Japan hit by hack for £380million stolen from Coincheck. http://www.bbc.co.uk/news/world-asia-42845505
Bitcoin transaction fees are down to the sub-10 satoshis per byte at the moment - as little as 5 sat/B, in fact - so if you're sitting on a lot of unspent transactions today's the day to consolidate them: just send everything you have to a single new address in one big transaction, then next time you're transacting the transaction size will be considerably reduced (you're defragmenting your wallet, effectively.) EDIT: Just did it myself: 5.781 sat/B (2.599 sat/WU), confirmed in 38 minutes. Happy days!
Especially in Japan where Insurance for that scenario exists, if bitFlyer can then the rest of them have no excuse: Pdf warning https://bitflyer.jp/pub/bitFlyer_msad_en.pdf
Count yourself lucky, I had some ETH just stuck pending on Coinbase in Dec for 2 whole weeks. And now I have some Lumens which are lost in space on Poloniex with an unanswered support ticket which is 3 weeks old. I need to get off Poloniex!!!
Here's a question for you all... Cryptocurrency mining rewards wealth, not productivity - In an era defined by increasing wealth disparity, is mining ethical?
Define wealth? Are we talking about some dude who could afford a GPU? Or are we talking about Bill Gates hypothetically investing billions in a mining farm? Sure, to some starving kid in Ethiopia both live in unimaginable wealth, but on the other hand to Bill Gates the average middle class person in a 1st world country lives in unimaginable poverty...
Personally, I think it'd be a bit daft for me to pay a bit more to get our energy supply from renewable sources and then go and waste energy on mining just to make money. That's just my situation though.
Define wealth? The ability to buy what is essentially a robot worker to generate income for you. The more workers you can afford, the more you stand to gain. The scale is irrelevant as there's always an advantage over the person who can afford less.
Now all those people above that threshold, is it ethical for them to acquire any additional wealth from their wealth? For example is it ethical for savings accounts that pay interest to exist? And why should additional wealth from mining be any different? Personally I'd reckon it isn't really any different, making any ethical concerns more about the concept of wealth in general rather than the concept of mining.

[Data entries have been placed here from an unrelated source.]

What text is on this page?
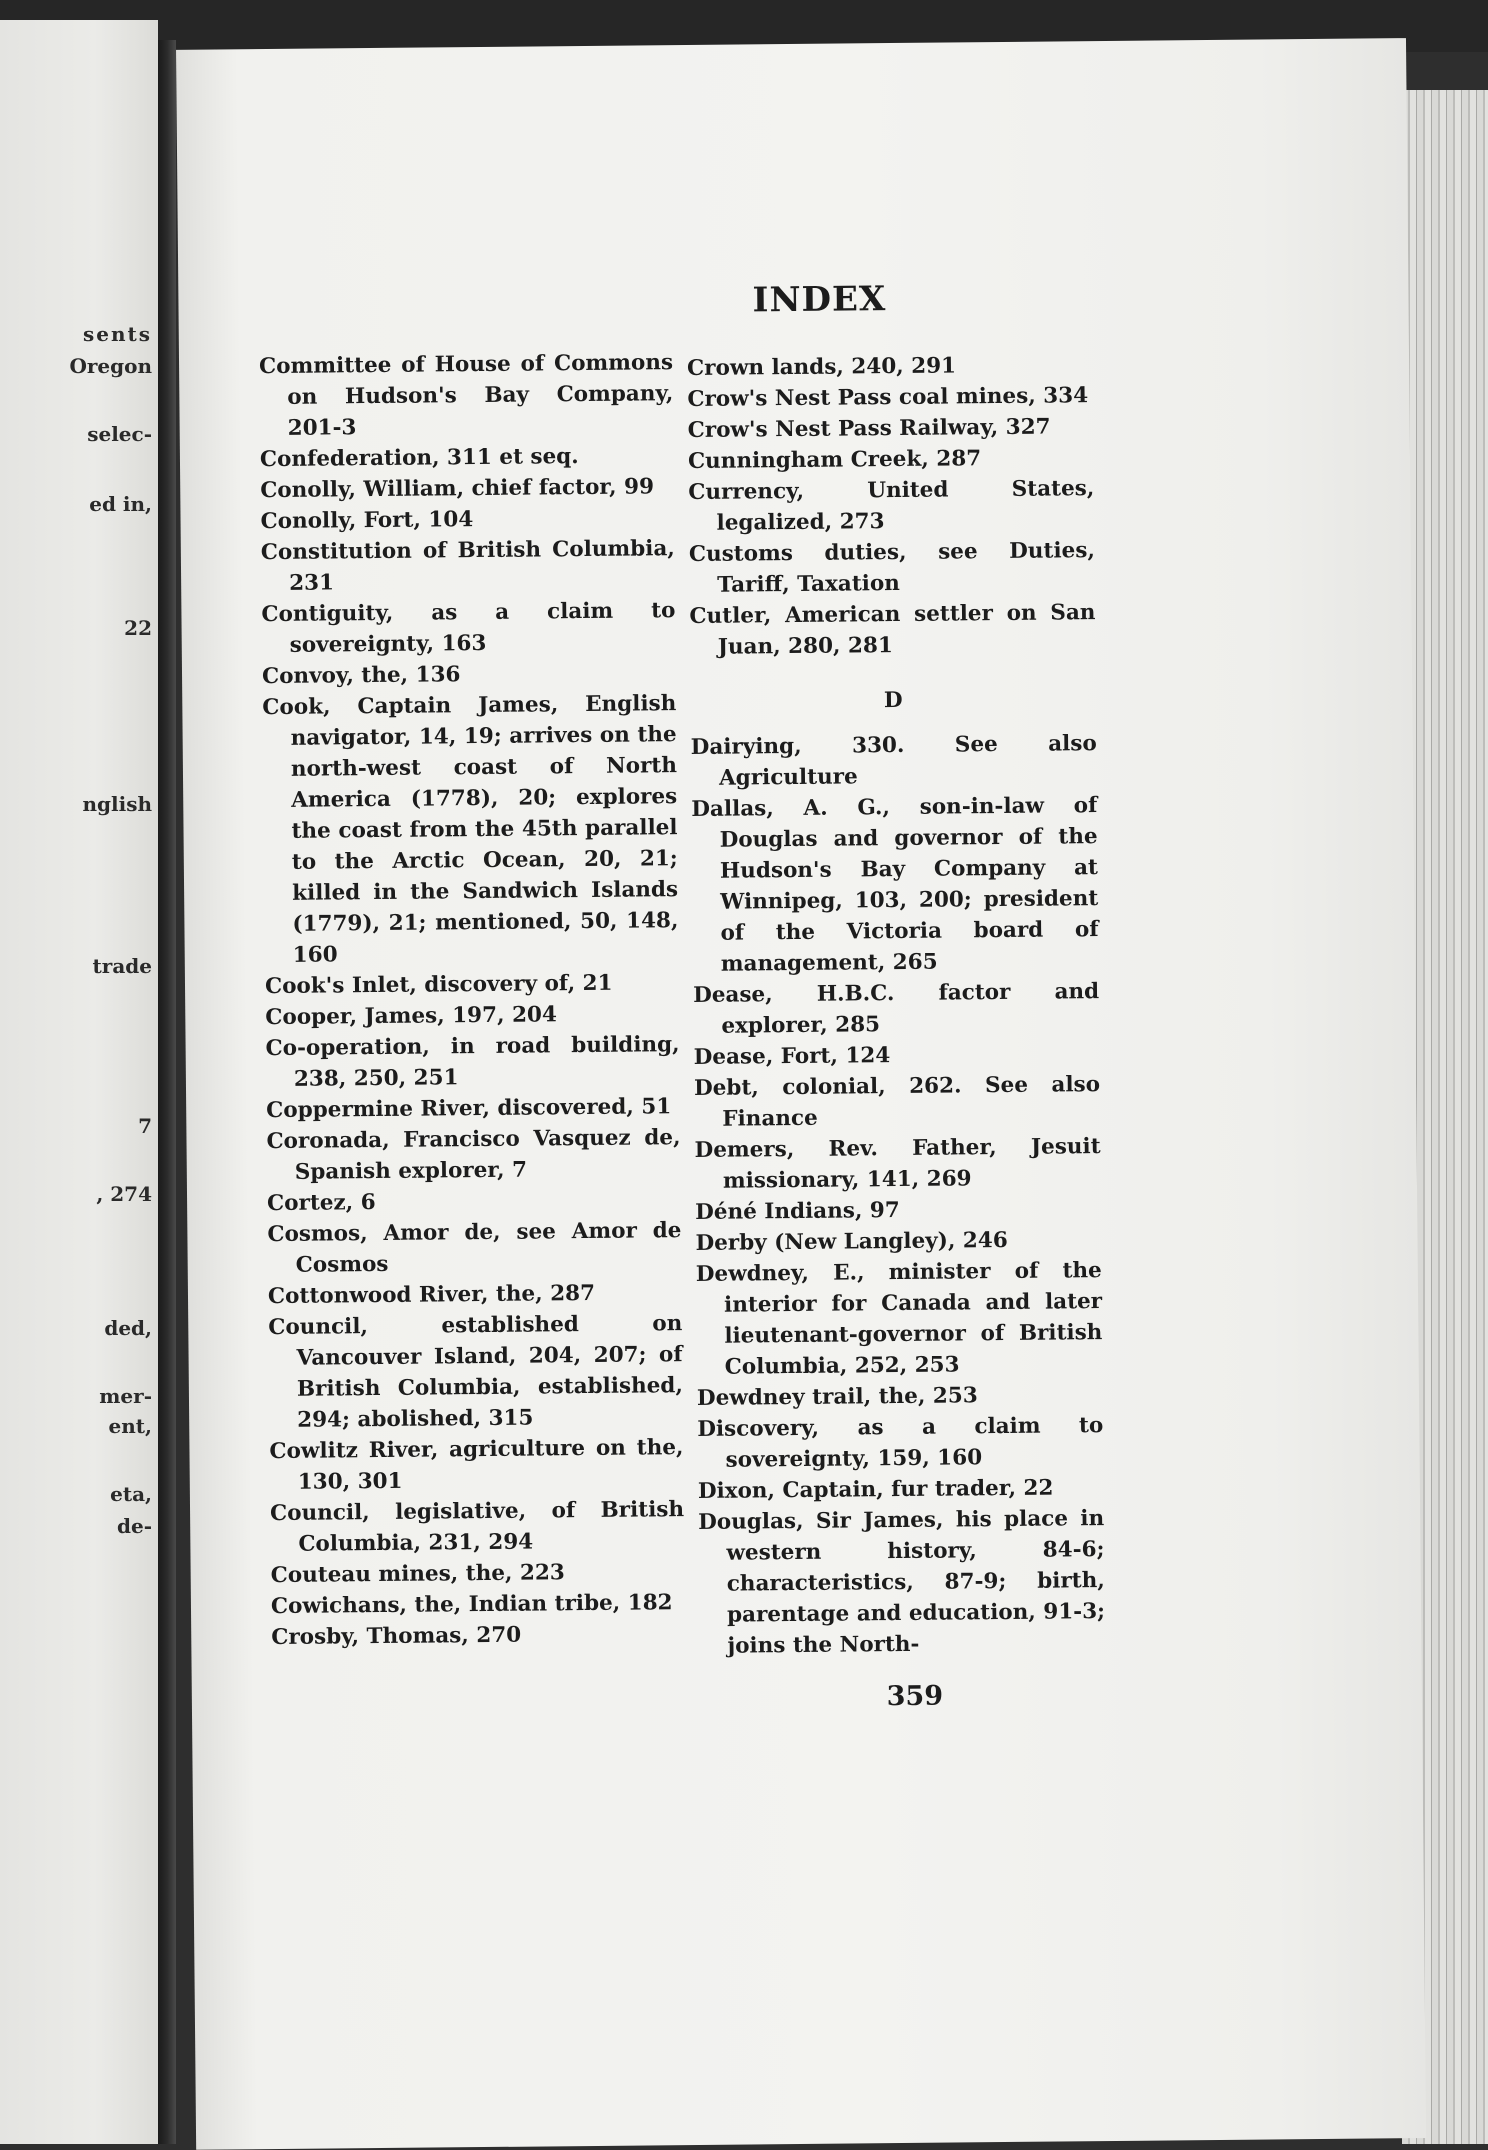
sents
Oregon
selec-
ed in,
22
nglish
trade
7
, 274
ded,
mer-
ent,
eta,
de-
INDEX
Committee of House of Commons on Hudson's Bay Company, 201-3
Confederation, 311 et seq.
Conolly, William, chief factor, 99
Conolly, Fort, 104
Constitution of British Columbia, 231
Contiguity, as a claim to sovereignty, 163
Convoy, the, 136
Cook, Captain James, English navigator, 14, 19; arrives on the north-west coast of North America (1778), 20; explores the coast from the 45th parallel to the Arctic Ocean, 20, 21; killed in the Sandwich Islands (1779), 21; mentioned, 50, 148, 160
Cook's Inlet, discovery of, 21
Cooper, James, 197, 204
Co-operation, in road building, 238, 250, 251
Coppermine River, discovered, 51
Coronada, Francisco Vasquez de, Spanish explorer, 7
Cortez, 6
Cosmos, Amor de, see Amor de Cosmos
Cottonwood River, the, 287
Council, established on Vancouver Island, 204, 207; of British Columbia, established, 294; abolished, 315
Cowlitz River, agriculture on the, 130, 301
Council, legislative, of British Columbia, 231, 294
Couteau mines, the, 223
Cowichans, the, Indian tribe, 182
Crosby, Thomas, 270
Crown lands, 240, 291
Crow's Nest Pass coal mines, 334
Crow's Nest Pass Railway, 327
Cunningham Creek, 287
Currency, United States, legalized, 273
Customs duties, see Duties, Tariff, Taxation
Cutler, American settler on San Juan, 280, 281
D
Dairying, 330. See also Agriculture
Dallas, A. G., son-in-law of Douglas and governor of the Hudson's Bay Company at Winnipeg, 103, 200; president of the Victoria board of management, 265
Dease, H.B.C. factor and explorer, 285
Dease, Fort, 124
Debt, colonial, 262. See also Finance
Demers, Rev. Father, Jesuit missionary, 141, 269
Déné Indians, 97
Derby (New Langley), 246
Dewdney, E., minister of the interior for Canada and later lieutenant-governor of British Columbia, 252, 253
Dewdney trail, the, 253
Discovery, as a claim to sovereignty, 159, 160
Dixon, Captain, fur trader, 22
Douglas, Sir James, his place in western history, 84-6; characteristics, 87-9; birth, parentage and education, 91-3; joins the North-
359
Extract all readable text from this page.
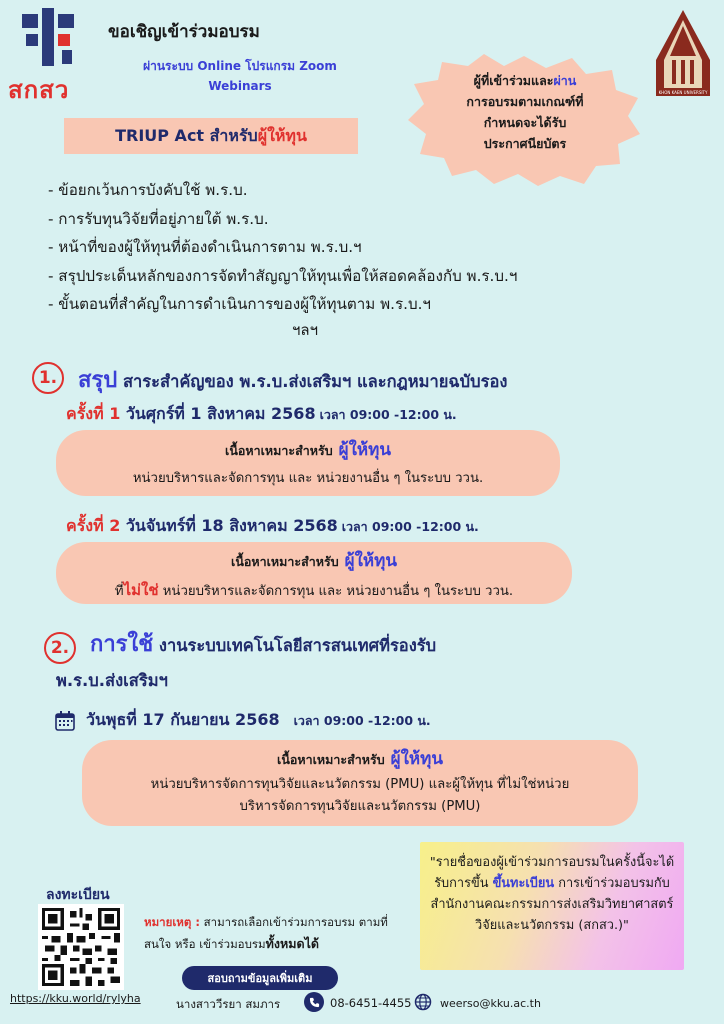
สกสว
ขอเชิญเข้าร่วมอบรม
ผ่านระบบ Online โปรแกรม Zoom
Webinars	ผู้ที่เข้าร่วมและผ่าน
การอบรมตามเกณฑ์ที่
กำหนดจะได้รับ
ประกาศนียบัตร
KHON KAEN UNIVERSITY
TRIUP Act สำหรับ ผู้ให้ทุน
- ข้อยกเว้นการบังคับใช้ พ.ร.บ.
- การรับทุนวิจัยที่อยู่ภายใต้ พ.ร.บ.
- หน้าที่ของผู้ให้ทุนที่ต้องดำเนินการตาม พ.ร.บ.ฯ
- สรุปประเด็นหลักของการจัดทำสัญญาให้ทุนเพื่อให้สอดคล้องกับ พ.ร.บ.ฯ
- ขั้นตอนที่สำคัญในการดำเนินการของผู้ให้ทุนตาม พ.ร.บ.ฯ
ฯลฯ
1. สรุป สาระสำคัญของ พ.ร.บ.ส่งเสริมฯ และกฎหมายฉบับรอง
ครั้งที่ 1 วันศุกร์ที่ 1 สิงหาคม 2568 เวลา 09:00 -12:00 น.
เนื้อหาเหมาะสำหรับ ผู้ให้ทุน
หน่วยบริหารและจัดการทุน และ หน่วยงานอื่น ๆ ในระบบ ววน.
ครั้งที่ 2 วันจันทร์ที่ 18 สิงหาคม 2568 เวลา 09:00 -12:00 น.
เนื้อหาเหมาะสำหรับ ผู้ให้ทุน
ที่ไม่ใช่ หน่วยบริหารและจัดการทุน และ หน่วยงานอื่น ๆ ในระบบ ววน.
2. การใช้ งานระบบเทคโนโลยีสารสนเทศที่รองรับ
พ.ร.บ.ส่งเสริมฯ
วันพุธที่ 17 กันยายน 2568 เวลา 09:00 -12:00 น.
เนื้อหาเหมาะสำหรับ ผู้ให้ทุน
หน่วยบริหารจัดการทุนวิจัยและนวัตกรรม (PMU) และผู้ให้ทุน ที่ไม่ใช่หน่วย
บริหารจัดการทุนวิจัยและนวัตกรรม (PMU)
"รายชื่อของผู้เข้าร่วมการอบรมในครั้งนี้จะได้รับการขึ้น ขึ้นทะเบียน การเข้าร่วมอบรมกับสำนักงานคณะกรรมการส่งเสริมวิทยาศาสตร์ วิจัยและนวัตกรรม (สกสว.)"
ลงทะเบียน
https://kku.world/rylyha
หมายเหตุ : สามารถเลือกเข้าร่วมการอบรม ตามที่สนใจ หรือ เข้าร่วมอบรมทั้งหมดได้
สอบถามข้อมูลเพิ่มเติม
นางสาววีรยา สมภาร	08-6451-4455	weerso@kku.ac.th
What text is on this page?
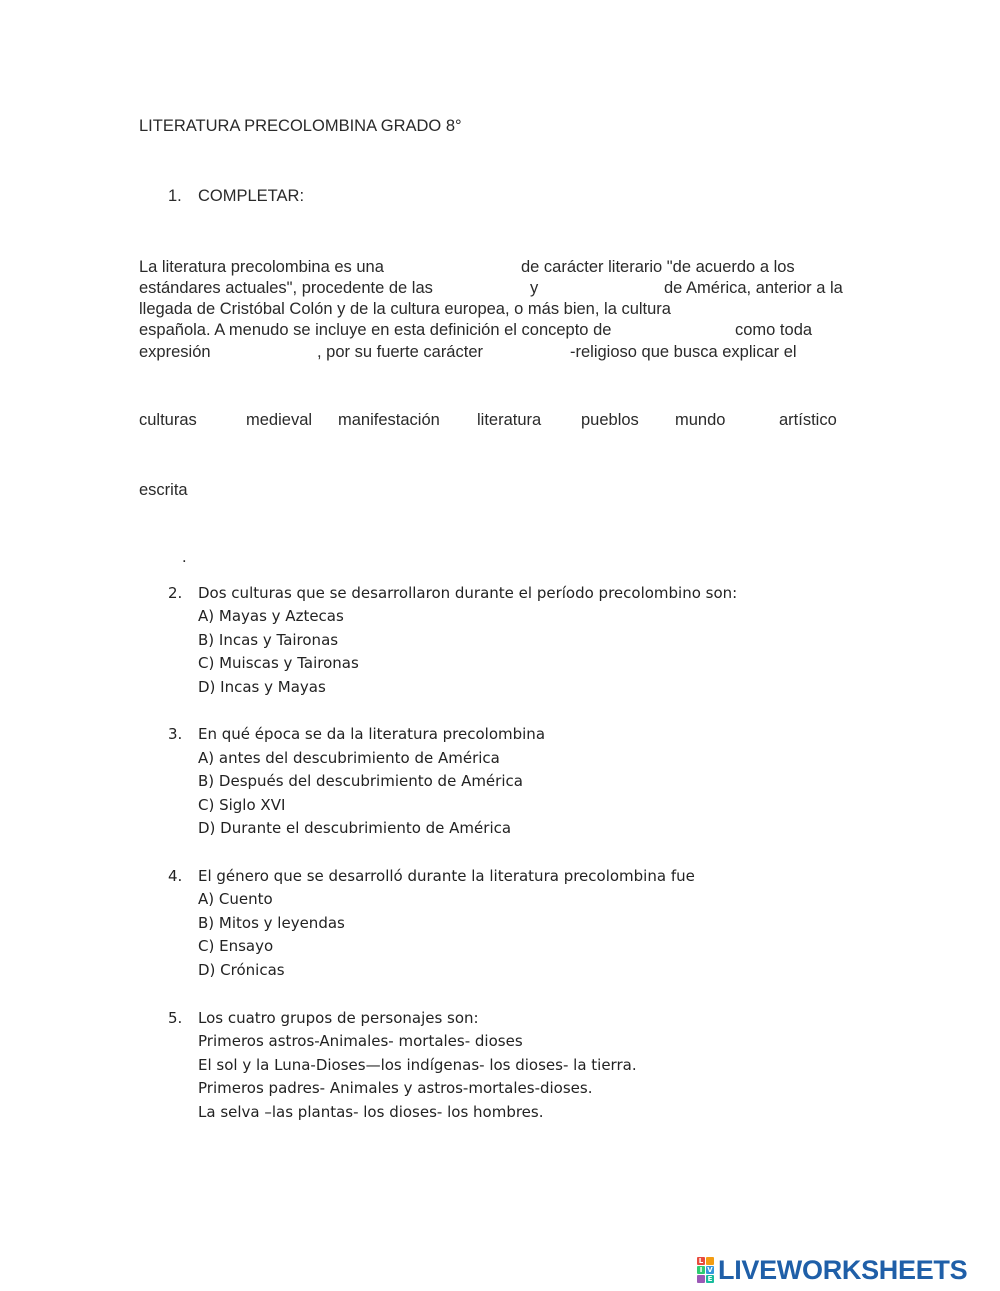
LITERATURA PRECOLOMBINA GRADO 8°
1. COMPLETAR:
La literatura precolombina es una	de carácter literario "de acuerdo a los
estándares actuales", procedente de las	y	de América, anterior a la
llegada de Cristóbal Colón y de la cultura europea, o más bien, la cultura
española. A menudo se incluye en esta definición el concepto de	como toda
expresión	, por su fuerte carácter	-religioso que busca explicar el
culturas	medieval manifestación literatura pueblos mundo	artístico
escrita
.
2. Dos culturas que se desarrollaron durante el período precolombino son:
A) Mayas y Aztecas
B) Incas y Taironas
C) Muiscas y Taironas
D) Incas y Mayas
3. En qué época se da la literatura precolombina
A) antes del descubrimiento de América
B) Después del descubrimiento de América
C) Siglo XVI
D) Durante el descubrimiento de América
4. El género que se desarrolló durante la literatura precolombina fue
A) Cuento
B) Mitos y leyendas
C) Ensayo
D) Crónicas
5. Los cuatro grupos de personajes son:
Primeros astros-Animales- mortales- dioses
El sol y la Luna-Dioses—los indígenas- los dioses- la tierra.
Primeros padres- Animales y astros-mortales-dioses.
La selva –las plantas- los dioses- los hombres.
L
I V
E LIVEWORKSHEETS
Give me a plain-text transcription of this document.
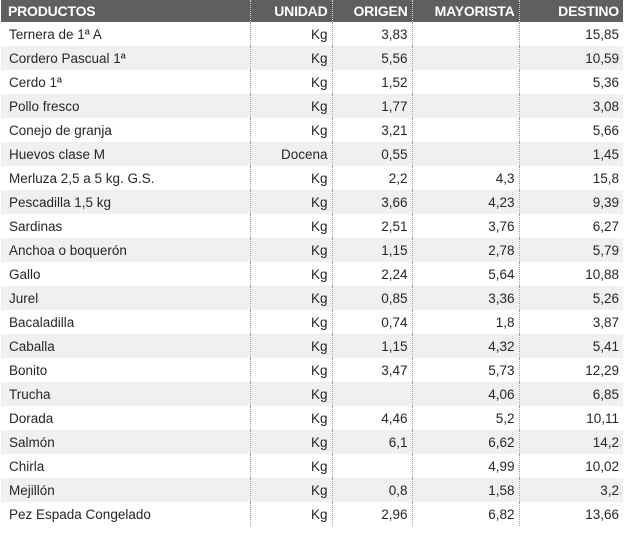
PRODUCTOS	UNIDAD	ORIGEN	MAYORISTA	DESTINO
Ternera de 1ª A	Kg	3,83		15,85
Cordero Pascual 1ª	Kg	5,56		10,59
Cerdo 1ª	Kg	1,52		5,36
Pollo fresco	Kg	1,77		3,08
Conejo de granja	Kg	3,21		5,66
Huevos clase M	Docena	0,55		1,45
Merluza 2,5 a 5 kg. G.S.	Kg	2,2	4,3	15,8
Pescadilla 1,5 kg	Kg	3,66	4,23	9,39
Sardinas	Kg	2,51	3,76	6,27
Anchoa o boquerón	Kg	1,15	2,78	5,79
Gallo	Kg	2,24	5,64	10,88
Jurel	Kg	0,85	3,36	5,26
Bacaladilla	Kg	0,74	1,8	3,87
Caballa	Kg	1,15	4,32	5,41
Bonito	Kg	3,47	5,73	12,29
Trucha	Kg		4,06	6,85
Dorada	Kg	4,46	5,2	10,11
Salmón	Kg	6,1	6,62	14,2
Chirla	Kg		4,99	10,02
Mejillón	Kg	0,8	1,58	3,2
Pez Espada Congelado	Kg	2,96	6,82	13,66
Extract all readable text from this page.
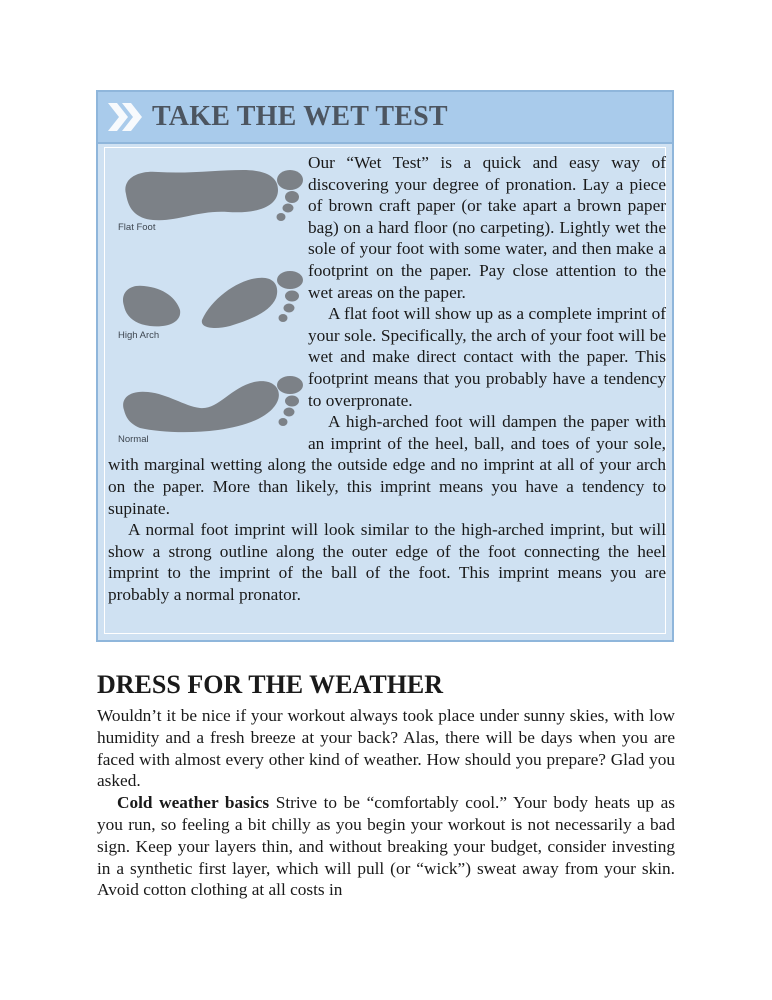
TAKE THE WET TEST
Flat Foot
High Arch
Normal

Our “Wet Test” is a quick and easy way of discovering your degree of pronation. Lay a piece of brown craft paper (or take apart a brown paper bag) on a hard floor (no carpeting). Lightly wet the sole of your foot with some water, and then make a footprint on the paper. Pay close attention to the wet areas on the paper.

A flat foot will show up as a complete imprint of your sole. Specifically, the arch of your foot will be wet and make direct contact with the paper. This footprint means that you probably have a tendency to overpronate.

A high-arched foot will dampen the paper with an imprint of the heel, ball, and toes of your sole, with marginal wetting along the outside edge and no imprint at all of your arch on the paper. More than likely, this imprint means you have a tendency to supinate.

A normal foot imprint will look similar to the high-arched imprint, but will show a strong outline along the outer edge of the foot connecting the heel imprint to the imprint of the ball of the foot. This imprint means you are probably a normal pronator.

DRESS FOR THE WEATHER

Wouldn’t it be nice if your workout always took place under sunny skies, with low humidity and a fresh breeze at your back? Alas, there will be days when you are faced with almost every other kind of weather. How should you prepare? Glad you asked.

Cold weather basics Strive to be “comfortably cool.” Your body heats up as you run, so feeling a bit chilly as you begin your workout is not necessarily a bad sign. Keep your layers thin, and without breaking your budget, consider investing in a synthetic first layer, which will pull (or “wick”) sweat away from your skin. Avoid cotton clothing at all costs in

The difference is that traditionally wealth generation was a bi-product of useful work - producing products and services. Mining is a total abstraction that has almost no relation to real-world economic productivity. It doesn't produce anything useful. It doesn't generate extra jobs. It's just it's own reality-detached, self-reinforcing abstraction that essentially just manipulates spreadsheets to favour those with greater buying power.
Is that true? Solving hashes has uses in the digital world, therefore it is produtive. It is a higher tech version of someone selling their service as a statistician and doing the calculations by hand
We're not talking about solving hashes in general, we're talking about the specific use case of shitcoin mining.